Sterling suffering from all sides
Sterling is looking as dizzy as the rest of us and is largely being buffeted by movements beyond the influence of UK data. We will get the Bank of England’s interest rate decision and statement. No change is expected from the Bank of England (BoE) to the UK’s 0.75% base rate, but their take on the effects of Brexit et al will be of interest (excuse the pun).
US Dollar dips on lower interest rate talk
The US Dollar weakened a little when former Federal Reserve Chair, Janet Yellen, suggested the next rate move may be lower if the global slowdown starts to infect the US economy. If the US thinks it might avoid that kind of infection, it has another thing coming. This afternoon brings little more than the weekly jobless claims data, which is so volatile that it is almost meaningless from a trader’s perspective; and we will have a speech from one Federal Reserve Chairman.

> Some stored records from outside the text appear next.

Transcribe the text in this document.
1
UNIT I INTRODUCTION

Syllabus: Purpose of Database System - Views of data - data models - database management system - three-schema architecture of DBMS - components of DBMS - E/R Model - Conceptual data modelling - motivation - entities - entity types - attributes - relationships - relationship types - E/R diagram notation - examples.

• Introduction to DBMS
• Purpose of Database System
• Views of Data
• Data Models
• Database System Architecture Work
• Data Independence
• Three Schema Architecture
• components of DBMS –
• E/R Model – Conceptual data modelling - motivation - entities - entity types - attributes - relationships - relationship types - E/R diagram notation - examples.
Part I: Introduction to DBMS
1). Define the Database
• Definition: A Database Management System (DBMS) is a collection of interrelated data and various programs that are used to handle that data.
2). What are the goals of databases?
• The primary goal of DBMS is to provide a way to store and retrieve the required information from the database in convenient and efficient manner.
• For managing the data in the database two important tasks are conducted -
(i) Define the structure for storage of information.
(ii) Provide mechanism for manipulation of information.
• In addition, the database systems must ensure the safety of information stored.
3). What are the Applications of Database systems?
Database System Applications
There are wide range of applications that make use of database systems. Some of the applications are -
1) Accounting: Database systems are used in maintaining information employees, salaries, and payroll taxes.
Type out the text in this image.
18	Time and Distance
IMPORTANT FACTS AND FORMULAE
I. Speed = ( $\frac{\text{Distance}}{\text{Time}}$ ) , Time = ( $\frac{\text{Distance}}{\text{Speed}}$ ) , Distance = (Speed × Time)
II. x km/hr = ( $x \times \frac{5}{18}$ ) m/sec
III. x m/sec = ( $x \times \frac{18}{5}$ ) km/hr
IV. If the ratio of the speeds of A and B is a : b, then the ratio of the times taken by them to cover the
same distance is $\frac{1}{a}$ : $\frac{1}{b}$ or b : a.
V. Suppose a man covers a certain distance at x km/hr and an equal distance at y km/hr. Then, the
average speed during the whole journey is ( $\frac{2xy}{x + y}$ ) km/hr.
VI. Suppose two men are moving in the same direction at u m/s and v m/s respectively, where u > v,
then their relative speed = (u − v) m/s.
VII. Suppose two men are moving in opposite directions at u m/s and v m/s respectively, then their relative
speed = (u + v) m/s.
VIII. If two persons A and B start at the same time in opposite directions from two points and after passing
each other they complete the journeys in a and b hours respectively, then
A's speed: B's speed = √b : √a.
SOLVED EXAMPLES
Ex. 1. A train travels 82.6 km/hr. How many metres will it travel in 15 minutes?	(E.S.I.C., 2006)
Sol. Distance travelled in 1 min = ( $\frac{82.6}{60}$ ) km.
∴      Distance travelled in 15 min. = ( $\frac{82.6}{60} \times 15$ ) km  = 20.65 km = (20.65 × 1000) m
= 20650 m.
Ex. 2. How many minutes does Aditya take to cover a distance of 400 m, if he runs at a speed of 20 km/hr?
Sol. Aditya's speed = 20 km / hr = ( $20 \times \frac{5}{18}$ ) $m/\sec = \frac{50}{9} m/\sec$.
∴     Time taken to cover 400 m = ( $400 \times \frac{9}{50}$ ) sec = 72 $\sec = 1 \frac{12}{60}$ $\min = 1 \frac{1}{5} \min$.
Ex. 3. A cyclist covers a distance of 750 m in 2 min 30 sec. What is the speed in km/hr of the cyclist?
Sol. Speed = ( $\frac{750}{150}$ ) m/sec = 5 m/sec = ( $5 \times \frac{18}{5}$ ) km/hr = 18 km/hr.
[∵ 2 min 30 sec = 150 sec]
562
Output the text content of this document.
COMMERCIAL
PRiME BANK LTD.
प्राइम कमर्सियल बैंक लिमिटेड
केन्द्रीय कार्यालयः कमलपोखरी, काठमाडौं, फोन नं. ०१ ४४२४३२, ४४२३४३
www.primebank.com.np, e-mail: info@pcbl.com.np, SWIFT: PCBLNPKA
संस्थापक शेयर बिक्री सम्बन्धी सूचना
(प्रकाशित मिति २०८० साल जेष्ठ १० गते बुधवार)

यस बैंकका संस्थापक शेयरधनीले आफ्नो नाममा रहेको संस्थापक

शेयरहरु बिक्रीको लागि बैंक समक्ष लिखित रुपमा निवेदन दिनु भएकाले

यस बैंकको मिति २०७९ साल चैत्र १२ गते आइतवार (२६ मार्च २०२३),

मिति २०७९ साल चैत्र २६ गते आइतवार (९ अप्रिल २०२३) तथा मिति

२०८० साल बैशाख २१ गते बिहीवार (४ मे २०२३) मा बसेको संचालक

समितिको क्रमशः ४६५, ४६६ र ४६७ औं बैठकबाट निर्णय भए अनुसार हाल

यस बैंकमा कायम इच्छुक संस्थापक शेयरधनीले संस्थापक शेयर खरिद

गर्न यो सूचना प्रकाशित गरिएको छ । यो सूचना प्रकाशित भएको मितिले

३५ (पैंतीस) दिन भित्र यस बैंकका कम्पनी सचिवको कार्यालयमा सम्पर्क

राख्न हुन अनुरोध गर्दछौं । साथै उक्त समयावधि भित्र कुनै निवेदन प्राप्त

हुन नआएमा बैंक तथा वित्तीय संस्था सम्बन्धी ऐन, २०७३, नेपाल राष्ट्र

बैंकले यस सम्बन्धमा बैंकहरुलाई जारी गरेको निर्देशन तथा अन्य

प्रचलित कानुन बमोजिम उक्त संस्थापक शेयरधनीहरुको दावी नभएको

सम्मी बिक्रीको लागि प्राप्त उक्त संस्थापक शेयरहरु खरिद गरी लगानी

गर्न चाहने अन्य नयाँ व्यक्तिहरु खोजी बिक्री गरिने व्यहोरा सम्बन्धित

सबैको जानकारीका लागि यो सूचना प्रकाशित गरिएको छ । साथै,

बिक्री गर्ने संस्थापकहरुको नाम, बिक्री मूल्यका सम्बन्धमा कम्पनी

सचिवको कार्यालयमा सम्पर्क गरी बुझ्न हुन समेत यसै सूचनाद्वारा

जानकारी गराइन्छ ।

More economic warning signs from Germany
In Europe, the Italian Deputy Prime Minister met with representatives of France’s Yellow Vest protestors, much to the chagrin of the French Foreign Minister. We also had yet another warning sign from German industry as industrial production contracted by 0.4% last month against a forecast of 0.8% growth. Italian retail sales took a hammering in December and we await the European Central Bank’s economic bulletin to see what they make of the latest wave of negative Eurozone data. We will also get the EU’s economic forecast this morning… for what that’s worth. Their forecasts have not proven particularly reliable in the past.
Prepare for Yen movement
There is a smattering of Japanese data due overnight, so those with Yen requirements may wish to set out their stall in advance of that data.
And on this day in 1964, a four piece band from Liverpool landed in JFK airport in New York for their first US tour. They were called The Beatles. I wonder what happened to them?